Jeff Rueppel: I’m just now learning to use the Book module and web galleries in Lightroom. But currently, I share images with friends and colleagues at Adobe—where I work in translation services—in a variety of ways. I share high-end images on Flickr; I use Adobe Creative Cloud for sharing personal image galleries; I use Adobe Revel software for photo stories; and I use Instagram, Facebook, or personal blogs for sharing quick photos and narratives about experiences with friends.
Photoshop.com: What’s the most challenging shoot you’ve done and why?
Jeff Rueppel: Shooting climbing photography requires you to get off the ground and into the same space that other climbers are in. That's the perspective that really makes for great climbing photos, but it makes getting good shots a lot harder—from balancing for shoots to working with so many other factors out of your control when you’re literally suspended off the ground.
On my last climbing trip to China, I spent the first half of the day climbing with friends. Once I felt comfortable with the physical environment, I was easily able to determine how elements would align for a shot. Then I broke off and let my friends climb while I went into photographer mode. I grabbed 20 to 30 pounds of camera gear and headed back up the same line. It's already a lot of work just to get myself in a place where I can hang for 30 minutes and photograph the climber coming up next to me. I anchored myself in once I found the best spot.
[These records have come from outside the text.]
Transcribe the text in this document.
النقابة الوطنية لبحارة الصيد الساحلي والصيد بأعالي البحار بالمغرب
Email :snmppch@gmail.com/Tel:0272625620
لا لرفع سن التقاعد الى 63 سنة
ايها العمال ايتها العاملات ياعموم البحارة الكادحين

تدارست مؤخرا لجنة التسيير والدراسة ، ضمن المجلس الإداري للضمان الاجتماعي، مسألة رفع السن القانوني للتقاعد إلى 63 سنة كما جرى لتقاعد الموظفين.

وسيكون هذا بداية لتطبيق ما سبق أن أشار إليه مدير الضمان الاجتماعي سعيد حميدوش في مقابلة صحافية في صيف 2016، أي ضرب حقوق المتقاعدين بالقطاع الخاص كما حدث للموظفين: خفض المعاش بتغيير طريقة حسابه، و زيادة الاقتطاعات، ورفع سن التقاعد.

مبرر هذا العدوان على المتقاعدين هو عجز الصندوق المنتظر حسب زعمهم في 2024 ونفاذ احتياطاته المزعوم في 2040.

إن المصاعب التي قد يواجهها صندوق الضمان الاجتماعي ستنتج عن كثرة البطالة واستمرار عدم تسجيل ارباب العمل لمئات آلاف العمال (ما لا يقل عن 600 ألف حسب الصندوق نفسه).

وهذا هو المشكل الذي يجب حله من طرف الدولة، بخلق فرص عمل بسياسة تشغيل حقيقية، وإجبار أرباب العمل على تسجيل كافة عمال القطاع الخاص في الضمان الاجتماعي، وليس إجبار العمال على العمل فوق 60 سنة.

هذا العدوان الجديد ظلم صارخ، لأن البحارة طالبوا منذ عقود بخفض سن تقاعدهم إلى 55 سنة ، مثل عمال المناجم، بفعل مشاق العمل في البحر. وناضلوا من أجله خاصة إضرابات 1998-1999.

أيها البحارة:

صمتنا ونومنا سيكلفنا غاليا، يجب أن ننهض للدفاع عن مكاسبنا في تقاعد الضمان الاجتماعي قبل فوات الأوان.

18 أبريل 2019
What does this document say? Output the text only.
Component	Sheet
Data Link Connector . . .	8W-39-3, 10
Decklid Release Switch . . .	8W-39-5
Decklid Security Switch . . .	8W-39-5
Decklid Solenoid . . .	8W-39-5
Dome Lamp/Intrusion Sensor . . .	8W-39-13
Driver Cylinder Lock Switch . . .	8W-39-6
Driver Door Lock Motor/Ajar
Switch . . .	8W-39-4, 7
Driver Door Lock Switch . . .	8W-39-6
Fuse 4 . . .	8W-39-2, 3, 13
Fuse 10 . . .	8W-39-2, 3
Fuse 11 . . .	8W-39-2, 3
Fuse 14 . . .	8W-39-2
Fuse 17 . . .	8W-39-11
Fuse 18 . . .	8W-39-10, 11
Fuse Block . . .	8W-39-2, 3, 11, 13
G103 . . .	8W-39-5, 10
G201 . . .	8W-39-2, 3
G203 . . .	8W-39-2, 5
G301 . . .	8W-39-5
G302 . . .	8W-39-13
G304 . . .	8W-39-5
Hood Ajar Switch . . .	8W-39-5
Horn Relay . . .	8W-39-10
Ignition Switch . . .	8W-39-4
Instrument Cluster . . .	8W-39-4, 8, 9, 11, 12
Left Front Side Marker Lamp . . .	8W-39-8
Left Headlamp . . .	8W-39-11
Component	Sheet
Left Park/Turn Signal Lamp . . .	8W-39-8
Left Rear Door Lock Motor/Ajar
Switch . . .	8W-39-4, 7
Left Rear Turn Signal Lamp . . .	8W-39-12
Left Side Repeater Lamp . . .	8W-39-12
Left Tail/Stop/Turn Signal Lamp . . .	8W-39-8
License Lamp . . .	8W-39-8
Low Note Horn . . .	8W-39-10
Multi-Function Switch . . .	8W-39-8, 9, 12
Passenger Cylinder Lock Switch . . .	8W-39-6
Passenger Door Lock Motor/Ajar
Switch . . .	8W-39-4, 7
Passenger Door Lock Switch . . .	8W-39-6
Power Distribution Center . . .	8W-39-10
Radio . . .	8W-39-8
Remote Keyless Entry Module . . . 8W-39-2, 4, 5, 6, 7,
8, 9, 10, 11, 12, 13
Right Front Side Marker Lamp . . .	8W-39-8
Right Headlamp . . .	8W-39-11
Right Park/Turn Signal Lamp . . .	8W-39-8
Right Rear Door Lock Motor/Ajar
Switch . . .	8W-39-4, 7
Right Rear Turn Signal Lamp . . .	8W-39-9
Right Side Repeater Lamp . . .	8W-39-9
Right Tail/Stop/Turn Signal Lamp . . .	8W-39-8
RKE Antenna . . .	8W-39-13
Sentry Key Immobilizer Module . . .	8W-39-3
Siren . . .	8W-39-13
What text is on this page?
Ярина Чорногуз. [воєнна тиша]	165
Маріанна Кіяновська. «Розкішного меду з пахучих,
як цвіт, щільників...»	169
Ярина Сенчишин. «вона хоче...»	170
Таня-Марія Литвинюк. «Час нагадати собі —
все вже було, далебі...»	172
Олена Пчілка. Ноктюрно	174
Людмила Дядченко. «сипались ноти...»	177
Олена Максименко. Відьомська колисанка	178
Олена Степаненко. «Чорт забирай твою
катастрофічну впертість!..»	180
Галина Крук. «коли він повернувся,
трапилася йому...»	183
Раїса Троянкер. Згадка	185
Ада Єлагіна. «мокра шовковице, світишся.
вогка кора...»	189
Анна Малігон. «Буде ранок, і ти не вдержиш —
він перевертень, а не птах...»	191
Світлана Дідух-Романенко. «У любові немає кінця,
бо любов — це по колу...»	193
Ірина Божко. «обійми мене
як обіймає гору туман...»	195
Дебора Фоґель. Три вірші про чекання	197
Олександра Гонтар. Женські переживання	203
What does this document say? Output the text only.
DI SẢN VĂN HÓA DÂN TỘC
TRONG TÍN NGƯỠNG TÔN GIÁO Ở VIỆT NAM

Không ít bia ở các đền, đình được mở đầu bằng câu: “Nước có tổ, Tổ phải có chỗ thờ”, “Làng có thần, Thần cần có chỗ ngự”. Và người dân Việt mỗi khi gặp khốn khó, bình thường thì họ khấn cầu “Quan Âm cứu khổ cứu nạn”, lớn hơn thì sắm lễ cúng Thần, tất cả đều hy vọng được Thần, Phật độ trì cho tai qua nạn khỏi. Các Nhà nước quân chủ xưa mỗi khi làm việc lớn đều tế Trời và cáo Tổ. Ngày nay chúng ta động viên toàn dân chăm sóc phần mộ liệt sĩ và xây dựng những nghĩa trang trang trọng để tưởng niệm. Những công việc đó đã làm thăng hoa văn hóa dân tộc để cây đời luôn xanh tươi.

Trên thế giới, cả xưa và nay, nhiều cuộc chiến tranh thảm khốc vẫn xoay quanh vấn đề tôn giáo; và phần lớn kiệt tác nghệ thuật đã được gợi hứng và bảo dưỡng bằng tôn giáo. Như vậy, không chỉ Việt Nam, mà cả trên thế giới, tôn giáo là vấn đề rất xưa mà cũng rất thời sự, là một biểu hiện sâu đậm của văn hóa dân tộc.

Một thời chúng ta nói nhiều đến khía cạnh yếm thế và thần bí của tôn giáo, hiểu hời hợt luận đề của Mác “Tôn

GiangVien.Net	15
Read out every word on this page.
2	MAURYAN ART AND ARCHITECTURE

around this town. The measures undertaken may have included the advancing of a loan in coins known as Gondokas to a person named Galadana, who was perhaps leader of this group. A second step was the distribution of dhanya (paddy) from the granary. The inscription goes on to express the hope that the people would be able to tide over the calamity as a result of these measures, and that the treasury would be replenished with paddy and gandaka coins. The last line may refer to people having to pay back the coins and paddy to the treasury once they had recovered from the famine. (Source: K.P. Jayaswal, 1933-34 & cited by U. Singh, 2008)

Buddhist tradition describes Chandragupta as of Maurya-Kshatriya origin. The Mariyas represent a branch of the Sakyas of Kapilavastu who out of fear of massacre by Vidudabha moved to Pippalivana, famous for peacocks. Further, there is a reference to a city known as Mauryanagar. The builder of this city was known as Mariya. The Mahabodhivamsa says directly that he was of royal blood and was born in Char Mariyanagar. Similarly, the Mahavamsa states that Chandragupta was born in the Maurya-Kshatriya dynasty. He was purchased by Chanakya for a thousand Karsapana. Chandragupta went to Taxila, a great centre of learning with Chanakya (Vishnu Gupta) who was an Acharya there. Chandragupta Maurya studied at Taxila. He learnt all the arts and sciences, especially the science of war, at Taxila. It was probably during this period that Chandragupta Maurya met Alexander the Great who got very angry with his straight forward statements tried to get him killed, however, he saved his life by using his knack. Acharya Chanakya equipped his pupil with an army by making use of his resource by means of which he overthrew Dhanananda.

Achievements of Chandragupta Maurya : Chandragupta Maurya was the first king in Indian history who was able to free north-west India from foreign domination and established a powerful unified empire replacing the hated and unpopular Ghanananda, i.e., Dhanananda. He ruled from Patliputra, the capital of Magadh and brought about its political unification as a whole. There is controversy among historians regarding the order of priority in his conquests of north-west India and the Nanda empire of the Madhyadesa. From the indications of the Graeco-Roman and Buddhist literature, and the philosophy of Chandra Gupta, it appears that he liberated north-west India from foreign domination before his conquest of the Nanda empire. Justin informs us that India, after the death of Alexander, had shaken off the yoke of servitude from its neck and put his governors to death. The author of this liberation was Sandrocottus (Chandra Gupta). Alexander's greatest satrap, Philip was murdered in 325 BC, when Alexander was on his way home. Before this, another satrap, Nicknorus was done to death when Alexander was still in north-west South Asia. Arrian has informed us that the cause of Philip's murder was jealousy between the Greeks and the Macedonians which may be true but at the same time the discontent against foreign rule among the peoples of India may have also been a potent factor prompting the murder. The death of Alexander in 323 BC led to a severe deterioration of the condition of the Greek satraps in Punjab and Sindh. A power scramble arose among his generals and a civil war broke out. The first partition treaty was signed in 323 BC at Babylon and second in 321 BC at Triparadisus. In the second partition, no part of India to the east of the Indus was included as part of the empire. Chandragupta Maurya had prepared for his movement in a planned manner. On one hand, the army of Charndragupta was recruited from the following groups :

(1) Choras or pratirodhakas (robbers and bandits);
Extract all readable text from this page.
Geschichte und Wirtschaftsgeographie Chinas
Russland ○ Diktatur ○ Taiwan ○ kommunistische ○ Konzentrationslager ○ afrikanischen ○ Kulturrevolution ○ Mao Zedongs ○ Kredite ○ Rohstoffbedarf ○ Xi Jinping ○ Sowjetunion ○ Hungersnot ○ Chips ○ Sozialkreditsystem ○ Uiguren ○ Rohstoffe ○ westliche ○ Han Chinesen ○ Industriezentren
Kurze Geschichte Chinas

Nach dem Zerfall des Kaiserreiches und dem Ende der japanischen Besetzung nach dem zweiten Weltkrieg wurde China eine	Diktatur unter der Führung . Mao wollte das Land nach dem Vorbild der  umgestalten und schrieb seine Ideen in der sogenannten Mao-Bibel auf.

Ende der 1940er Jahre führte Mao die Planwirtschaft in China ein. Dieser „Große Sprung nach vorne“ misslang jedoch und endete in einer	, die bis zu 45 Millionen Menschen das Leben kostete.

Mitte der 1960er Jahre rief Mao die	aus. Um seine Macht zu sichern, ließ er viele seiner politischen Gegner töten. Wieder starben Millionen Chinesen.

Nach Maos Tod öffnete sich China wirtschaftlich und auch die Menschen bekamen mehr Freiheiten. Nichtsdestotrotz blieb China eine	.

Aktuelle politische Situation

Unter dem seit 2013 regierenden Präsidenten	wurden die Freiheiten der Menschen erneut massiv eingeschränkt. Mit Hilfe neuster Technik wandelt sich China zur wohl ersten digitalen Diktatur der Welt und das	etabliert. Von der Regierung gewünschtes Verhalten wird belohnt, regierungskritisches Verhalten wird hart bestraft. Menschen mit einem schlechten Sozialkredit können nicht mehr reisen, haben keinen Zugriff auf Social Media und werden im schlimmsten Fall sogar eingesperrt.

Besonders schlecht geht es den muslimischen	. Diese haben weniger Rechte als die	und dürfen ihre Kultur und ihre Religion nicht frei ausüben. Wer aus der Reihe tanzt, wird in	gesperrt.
When I'm only shooting with one camera, I usually change lenses a couple times during a shoot. I start off with the 70-200mm Nikon to grab top-down shots as the climber is working their way up the rock toward me. At some point, I shift from the 70-200 to a wide-angle or super wide-angle lens to get the richly varied climbing-scapes—my name for them—where I have both climbing action and a landscape in the background. With the super wide, I can just barely get myself out of the frame and still get great images of the climber from above as his hands reach out searching for the next good hold.
It's actually fun to shoot, because you're also in the climb and end up enjoying a perspective that you otherwise wouldn’t likely have noticed.
Photoshop.com: What’s one of your favorite images and how did you create it?
Jeff Rueppel: One of my favorites is from ice bouldering in Ouray Ice Park in Colorado in February. I liked the shape of the climber against the ice and how they both turned into elemental set pieces. I used Lightroom and the Curve tool to make the snow behind the climber very white and pull down the blacks on the climber’s profile to make her profile pop. I used the Sharpening brush to highlight the fine teeth on the ice axe. I also used the Neutral Gradient filter to achieve an even exposure value across the entire image. The Clone tool in Photoshop helped me clean up extraneous gear and post-crop vignetting in Lightroom let me darken the edges of the image a bit to draw the viewer’s attention toward the climber.
Photoshop.com: You provided a Lightroom preset to share with our readers. Can you tell us more about that?
Jeff Rueppel: Sure. The preset offers a simple mix for making a silhouette pop against a white background, which is great for my images of ice climbers. The preset pushes the exposure up to give just a hint of detail to the human form. At the same time, it increases contrast and pushes the highlights up to add whiteness to the ice and a clean separation from the blacks of the silhouette.
Photoshop.com: What’s next for you?
Jeff Rueppel: I’m increasingly interested in and working on time-lapse videos and photos, and I use Adobe Premiere Pro software to edit them. I think starting with compelling, large images and shooting in full raw with DSLR and then compressing the images into a 15-second video is an incredibly powerful technique. I work by editing images in Lightroom and then exporting them as sets into Adobe Premiere Pro to transform them into short movies. And, as always, I’m learning as I go.